A partir des estimations et du comptage réel ci-dessus, et en tenant compte d'une large marge d'erreur pour l'approximation grossière du nombre de fleurs par arbre, il semble qu'on puisse admettre qu'un pied de Prosopis produit en une fructification entre 10 000 et 100 000 graines.

On a obtenu entre 20 000 et 35 000 graines à partir d'un kilogramme de gousses fraîchement récoltées. Le nombre moyen de graines par kilogramme dans quatre échantillons était de 20 500, entre un minimum de 20 600 et un maximum de 38 300.

Physiologie

Pour que les graines de Prosopis puissent germer, il faut que l'endocarpe soit fendu ou enlevé, et que deux phénomènes se produisent: imbibition par l'eau et échanges gazeux. Lorsque ces processus s'engagent, l'embryon commence à croître, par dilatation puis par division des cellules. Finalement, la radicule perce son enveloppe protectrice.

Avec une humidité suffisante, les graines de Prosopis peuvent germer en six heures seulement à environ 35°C. Le pourcentage maximum de germination se produit aux alentours de 30°C, bien que les graines puissent germer à des températures allant de 20°C à 40°C. L'effet de la température est semble-t-il de régler le rythme et l'importance de l'absorbtion d'eau par la graine qui germe. A des températures supérieures ou inférieures à la gamme de températures critiques, la quantité d'eau absorbée est insuffisante pour permettre la germination.

Les exigences de températures élevées pour la germination des graines de Prosopis sont probablement dues au fait que ce genre de végétal a évolué dans des régions caractérisées par des pluies estivales. Dans une certaine mesure, on peut les interpréter comme un mécanisme qui évite que les graines ne germent lors des pluies hivernales occasionnelles et moins assurées.

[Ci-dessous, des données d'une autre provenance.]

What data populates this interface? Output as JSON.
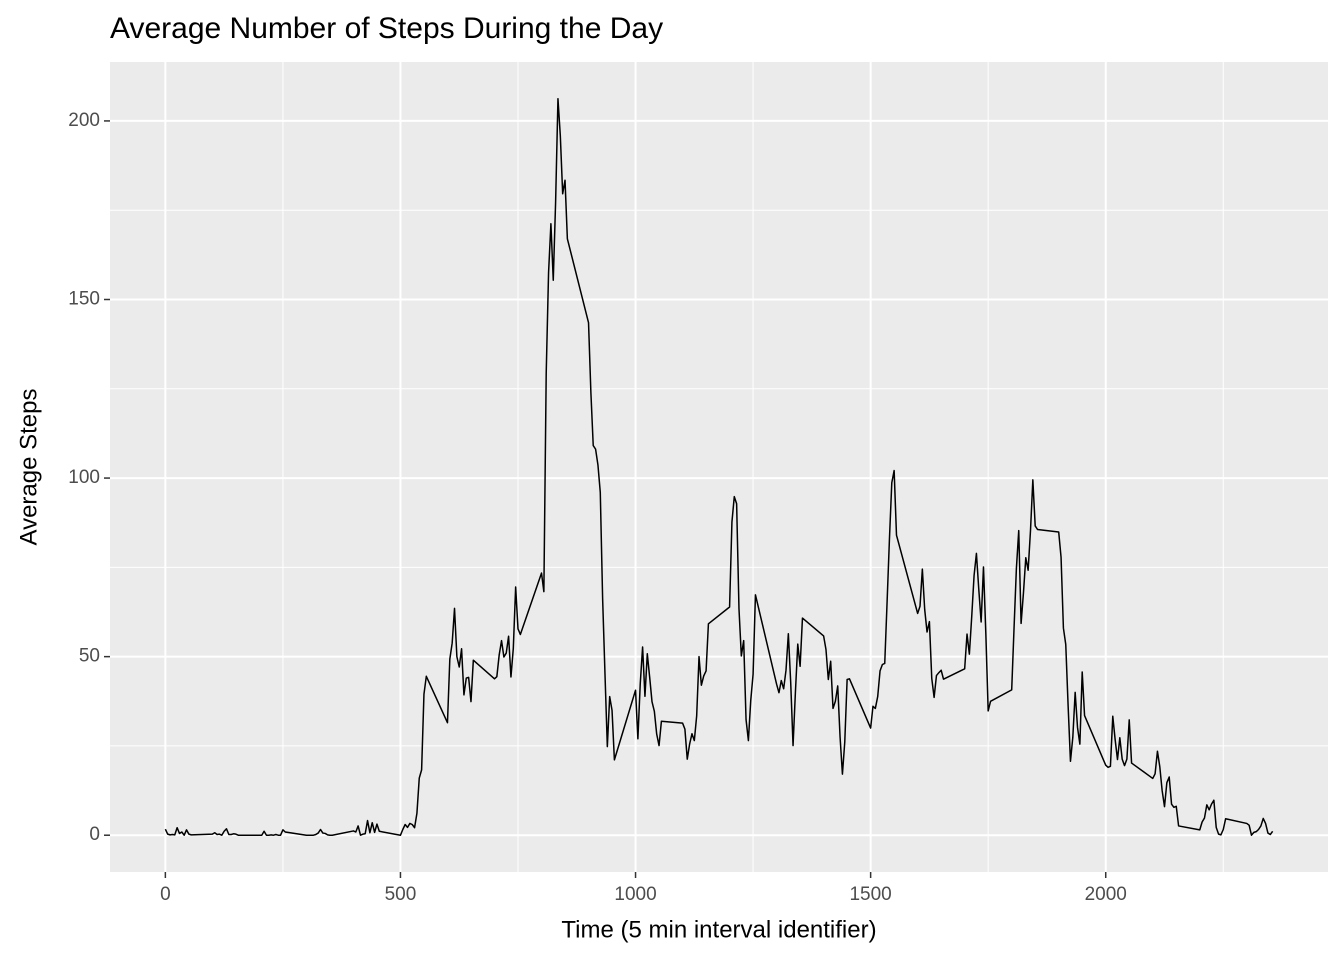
{
  "chart_data": {
    "type": "line",
    "title": "Average Number of Steps During the Day",
    "x_label": "Time (5 min interval identifier)",
    "y_label": "Average Steps",
    "color": "#000000",
    "grid": true,
    "xlim": [
      -117.75,
      2472.75
    ],
    "ylim": [
      -10.3,
      216.5
    ],
    "xticks": [
      0,
      500,
      1000,
      1500,
      2000
    ],
    "yticks": [
      0,
      50,
      100,
      150,
      200
    ],
    "xminor": [
      250,
      750,
      1250,
      1750,
      2250
    ],
    "yminor": [
      25,
      75,
      125,
      175
    ],
    "x": [
      0,
      5,
      10,
      15,
      20,
      25,
      30,
      35,
      40,
      45,
      50,
      55,
      100,
      105,
      110,
      115,
      120,
      125,
      130,
      135,
      140,
      145,
      150,
      155,
      200,
      205,
      210,
      215,
      220,
      225,
      230,
      235,
      240,
      245,
      250,
      255,
      300,
      305,
      310,
      315,
      320,
      325,
      330,
      335,
      340,
      345,
      350,
      355,
      400,
      405,
      410,
      415,
      420,
      425,
      430,
      435,
      440,
      445,
      450,
      455,
      500,
      505,
      510,
      515,
      520,
      525,
      530,
      535,
      540,
      545,
      550,
      555,
      600,
      605,
      610,
      615,
      620,
      625,
      630,
      635,
      640,
      645,
      650,
      655,
      700,
      705,
      710,
      715,
      720,
      725,
      730,
      735,
      740,
      745,
      750,
      755,
      800,
      805,
      810,
      815,
      820,
      825,
      830,
      835,
      840,
      845,
      850,
      855,
      900,
      905,
      910,
      915,
      920,
      925,
      930,
      935,
      940,
      945,
      950,
      955,
      1000,
      1005,
      1010,
      1015,
      1020,
      1025,
      1030,
      1035,
      1040,
      1045,
      1050,
      1055,
      1100,
      1105,
      1110,
      1115,
      1120,
      1125,
      1130,
      1135,
      1140,
      1145,
      1150,
      1155,
      1200,
      1205,
      1210,
      1215,
      1220,
      1225,
      1230,
      1235,
      1240,
      1245,
      1250,
      1255,
      1300,
      1305,
      1310,
      1315,
      1320,
      1325,
      1330,
      1335,
      1340,
      1345,
      1350,
      1355,
      1400,
      1405,
      1410,
      1415,
      1420,
      1425,
      1430,
      1435,
      1440,
      1445,
      1450,
      1455,
      1500,
      1505,
      1510,
      1515,
      1520,
      1525,
      1530,
      1535,
      1540,
      1545,
      1550,
      1555,
      1600,
      1605,
      1610,
      1615,
      1620,
      1625,
      1630,
      1635,
      1640,
      1645,
      1650,
      1655,
      1700,
      1705,
      1710,
      1715,
      1720,
      1725,
      1730,
      1735,
      1740,
      1745,
      1750,
      1755,
      1800,
      1805,
      1810,
      1815,
      1820,
      1825,
      1830,
      1835,
      1840,
      1845,
      1850,
      1855,
      1900,
      1905,
      1910,
      1915,
      1920,
      1925,
      1930,
      1935,
      1940,
      1945,
      1950,
      1955,
      2000,
      2005,
      2010,
      2015,
      2020,
      2025,
      2030,
      2035,
      2040,
      2045,
      2050,
      2055,
      2100,
      2105,
      2110,
      2115,
      2120,
      2125,
      2130,
      2135,
      2140,
      2145,
      2150,
      2155,
      2200,
      2205,
      2210,
      2215,
      2220,
      2225,
      2230,
      2235,
      2240,
      2245,
      2250,
      2255,
      2300,
      2305,
      2310,
      2315,
      2320,
      2325,
      2330,
      2335,
      2340,
      2345,
      2350,
      2355
    ],
    "values": [
      1.7,
      0.3,
      0.1,
      0.2,
      0.1,
      2.1,
      0.5,
      0.9,
      0,
      1.5,
      0.3,
      0.1,
      0.3,
      0.7,
      0.2,
      0.3,
      0,
      1.1,
      1.8,
      0.2,
      0.2,
      0.4,
      0.3,
      0,
      0,
      0,
      1.1,
      0,
      0,
      0.1,
      0,
      0.2,
      0,
      0,
      1.5,
      0.9,
      0,
      0,
      0,
      0,
      0.2,
      0.6,
      1.6,
      0.6,
      0.5,
      0.1,
      0,
      0,
      1.2,
      0.9,
      2.6,
      0,
      0.3,
      0.4,
      4.1,
      0.7,
      3.5,
      0.8,
      3.1,
      1.1,
      0,
      1.6,
      3.0,
      2.2,
      3.3,
      3.0,
      2.1,
      6.1,
      16.0,
      18.3,
      39.5,
      44.5,
      31.5,
      49.3,
      53.8,
      63.5,
      50.0,
      47.1,
      52.2,
      39.3,
      44.0,
      44.2,
      37.4,
      49.0,
      43.8,
      44.4,
      50.5,
      54.5,
      49.9,
      51.0,
      55.7,
      44.3,
      52.3,
      69.5,
      57.8,
      56.2,
      73.4,
      68.2,
      129.4,
      157.5,
      171.2,
      155.4,
      177.3,
      206.2,
      195.9,
      179.6,
      183.4,
      167.0,
      143.5,
      124.0,
      109.1,
      108.1,
      103.7,
      96.0,
      66.2,
      45.2,
      24.8,
      38.8,
      35.0,
      21.1,
      40.6,
      27.0,
      42.4,
      52.7,
      38.9,
      50.8,
      44.3,
      37.4,
      34.7,
      28.3,
      25.1,
      31.9,
      31.4,
      29.7,
      21.3,
      25.5,
      28.4,
      26.5,
      33.4,
      50.0,
      42.0,
      44.6,
      46.0,
      59.2,
      63.9,
      87.7,
      94.8,
      92.8,
      63.4,
      50.2,
      54.5,
      32.4,
      26.5,
      37.7,
      45.1,
      67.3,
      42.3,
      39.9,
      43.3,
      41.0,
      46.2,
      56.4,
      42.8,
      25.1,
      40.0,
      53.5,
      47.3,
      60.8,
      55.8,
      52.0,
      43.6,
      48.7,
      35.5,
      37.5,
      41.8,
      27.5,
      17.1,
      26.1,
      43.6,
      43.8,
      30.0,
      36.1,
      35.5,
      38.8,
      46.0,
      47.8,
      48.1,
      65.3,
      82.9,
      98.7,
      102.1,
      84.0,
      62.1,
      64.1,
      74.5,
      63.2,
      56.9,
      59.8,
      43.9,
      38.6,
      44.7,
      45.5,
      46.2,
      43.7,
      46.6,
      56.3,
      50.7,
      61.2,
      72.7,
      78.9,
      68.9,
      59.7,
      75.1,
      56.5,
      34.8,
      37.5,
      40.7,
      58.0,
      74.7,
      85.3,
      59.3,
      67.8,
      77.7,
      74.2,
      85.3,
      99.5,
      86.6,
      85.6,
      84.9,
      77.8,
      58.0,
      53.4,
      36.3,
      20.7,
      27.4,
      40.0,
      30.2,
      25.5,
      45.7,
      33.5,
      19.6,
      19.0,
      19.3,
      33.3,
      26.8,
      21.2,
      27.3,
      21.3,
      19.5,
      21.3,
      32.3,
      20.2,
      15.9,
      17.2,
      23.5,
      19.2,
      12.5,
      8.0,
      14.7,
      16.3,
      8.7,
      7.8,
      8.1,
      2.6,
      1.5,
      3.7,
      4.8,
      8.5,
      7.1,
      8.7,
      9.8,
      2.2,
      0.3,
      0.1,
      1.6,
      4.6,
      3.3,
      2.8,
      0,
      0.8,
      1.0,
      1.6,
      2.6,
      4.7,
      3.3,
      0.6,
      0.2,
      1.1
    ]
  }
}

Bien que les graines de Prosopis puissent germer à la surface du sol, la survie des plantules exige qu'elles soient couvertes par une mince couche de terre (un à deux centimètres). Etant donné que la germination en elle-même n'est pas influencée par la lumière, cette exigence apparaît comme étant davantage en rapport avec un bon ancrage et un contact maximum avec une couche de sol humide. Dans la plupart des régions arides et semi-arides, l'humidité dans les couches superficielles du sol n'est disponible que pendant un temps limité. Les semis émergents sont entièrement tributaires de l'humidité qui entoure les graines pendant une courte période de temps. Il semble que la sélection naturelle ait favorisé des mécanismesprécis qui utilisent une gamme relativement étroite de températures et de conditions d'humidité pour assurer la germination des graines seulement pendant la saison des pluies, lorsque les conditions sont propices.

La dormance des graines, qui est courante chez les Prosopis, doit être rompue pour que la germination s'accomplisse. La dormance dont il s'agit ici est une dormance imposée par la nature des téguments, c'est-à-dire une inhibition de la germination due aux enveloppes qui entourent l'embryon. En enlevant ou blessant ces enveloppes, on permet à un embryon non en état de dormance de germer.

En milieu contrôlé, les semences de Prosopis entreposées peuvent rester viables pendant très longtemps. C'est ainsi que dans l'atmosphère sèche d'un herbier, dans le sud-ouest des Etats-Unis, des semences de Prosopis juliflora avaient gardé un pourcentage de viabilité de 60 pour cent au bout de 50 ans.